The Day-0 support cadence — MiniMax-M3 June 21, GLM-5.2 June 17, DeepSeek-V4-Flash May 2 — tells you who the maintainers are shipping for. Not dense-model benchmarks. The MoE era that 2026 has actually become.
The kt-kernel PyPI wheel is the low-level CPU kernel library. The kt CLI and the SGLang integration (sglang-kt) are how you serve traffic.
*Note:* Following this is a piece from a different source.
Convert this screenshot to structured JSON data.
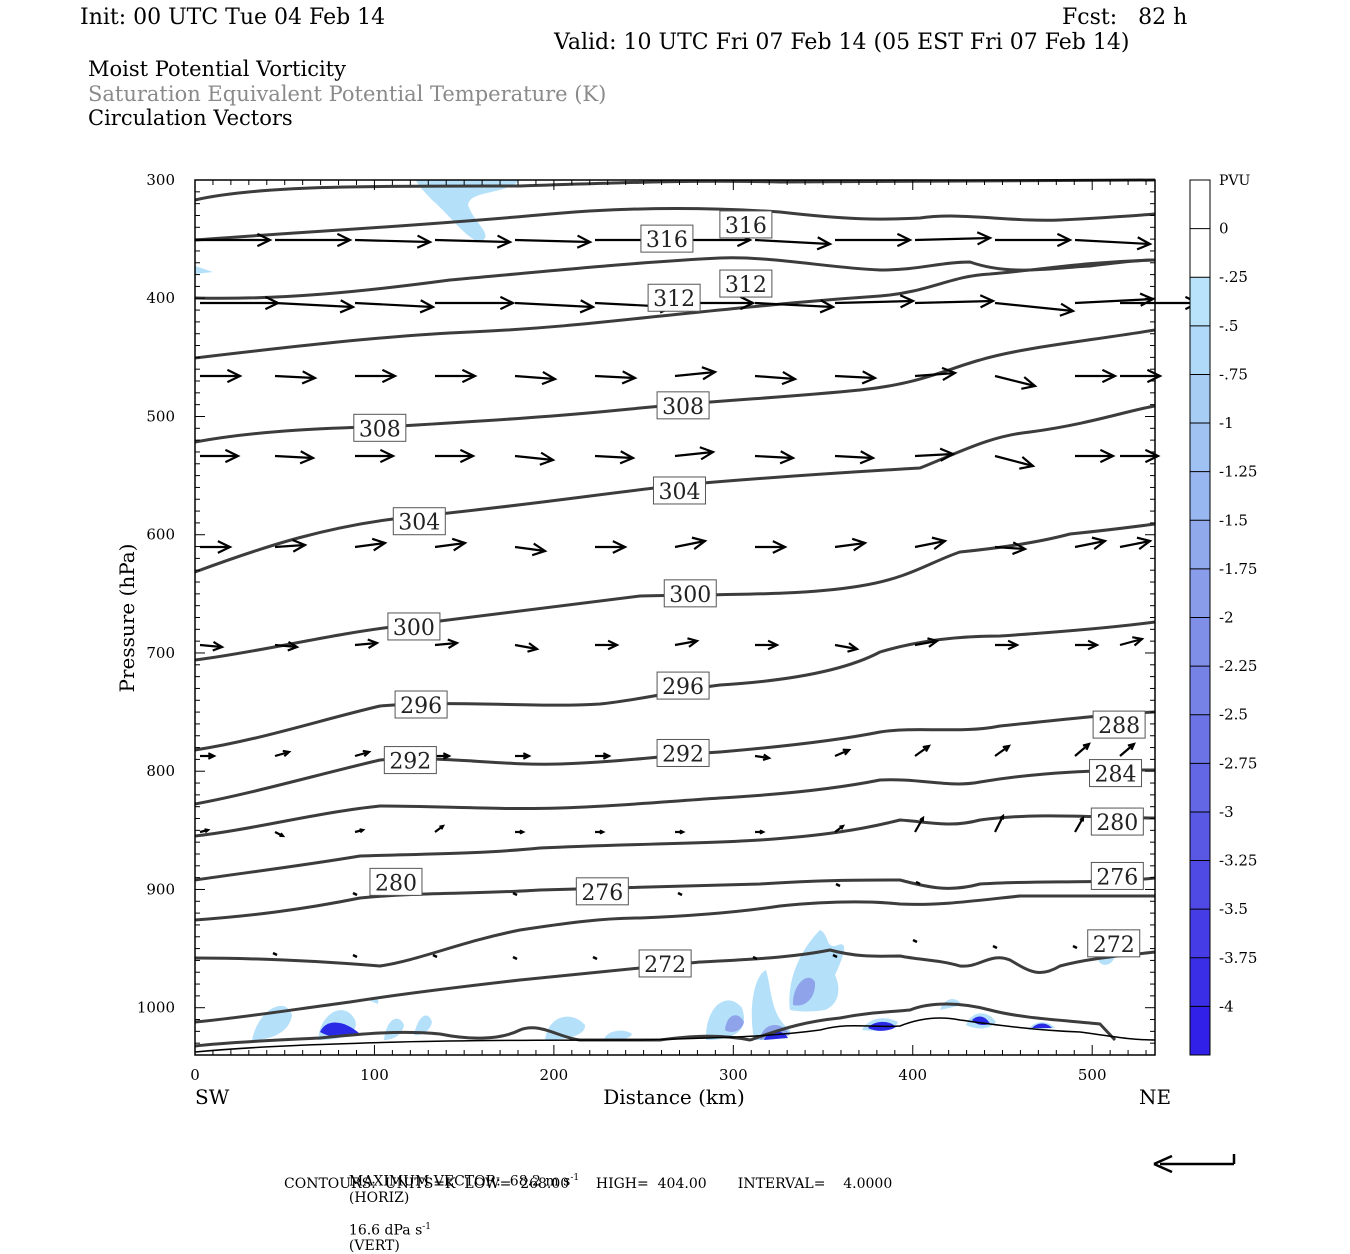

Canonical run for Qwen3-30B-A3B on 2x Xeon Gold 6454S + a single RTX 4090:
pip install kt-kernel sglang-kt
python -m sglang.launch_server \
--host 0.0.0.0 --port 30000 \
--model /mnt/data/models/Qwen3-30B-A3B \
--kt-weight-path /mnt/data/models/Qwen3-30B-A3B \
--kt-cpuinfer 64 \
--kt-threadpool-count 2 \
--kt-num-gpu-experts 32 \
--kt-method BF16 \
--attention-backend flashinfer \
--mem-fraction-static 0.80 \
--chunked-prefill-size 16384One GPU, 64 physical CPU cores, 128GB+ of system RAM, and you get production-grade serving of a 30B MoE. --kt-num-gpu-experts 32 decides which experts stay hot on GPU. --kt-method picks the CPU backend (AMXINT8, AMXINT4, FP8, BF16, or LLAMAFILE for AVX2-only systems). For fine-tuning, the project ships an LLaMA-Factory integration for DPO/RLHF on the same topology.
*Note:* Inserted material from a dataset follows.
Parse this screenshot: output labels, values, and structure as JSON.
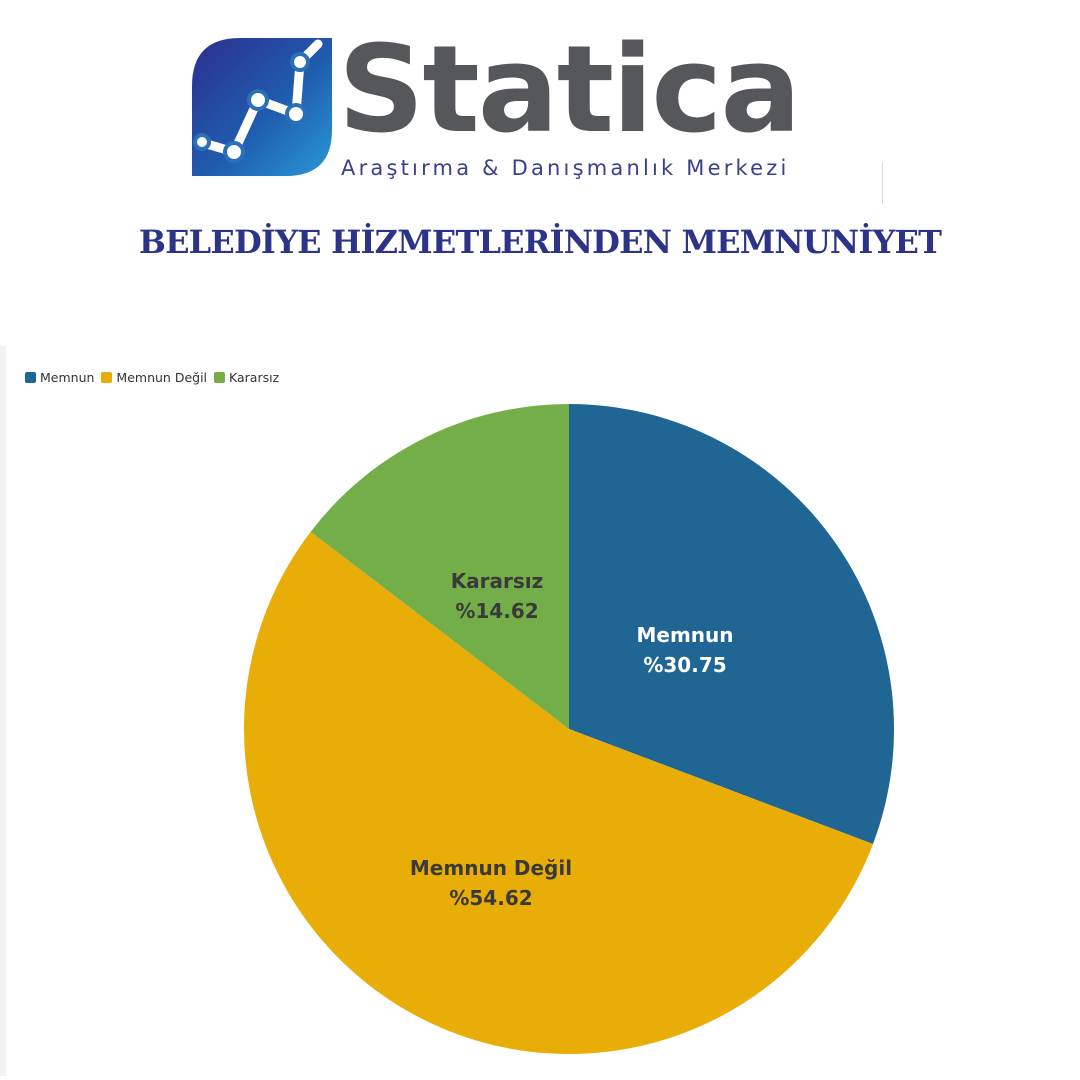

If you are serving dense Llama or Qwen, keep your vLLM. If you are serving DeepSeek V3, Kimi-K2, GLM-5, MiniMax-M3, or Qwen3-MoE and you have at least one decent CPU socket, KTransformers is the most important open-source drop of 2026 for your stack. CPU memory is 10-20x cheaper than H100 VRAM per GB, AMX turns that cheap memory into a usable inference substrate, and the SOSP'25 paper plus the SGLang integration plus Day-0 support for every major MoE release this year means the project is not vanishing in six months.
If you have a Sapphire Rapids or Granite Rapids box with a single 24GB GPU sitting idle and a few hundred GB of RAM, you can run DeepSeek V3 at interactive speeds today. There is no longer a technical excuse to keep renting 8x H100s for it.
Repo: github.com/kvcache-ai/ktransformers — Apache 2.0, 17.4K stars, 1,339 forks, v0.6.2 (May 3, 2026). MiniMax-M3 Day-0 June 21, 2026. SOSP'25 paper. SGLang integration. Fine-tuning via LLaMA-Factory.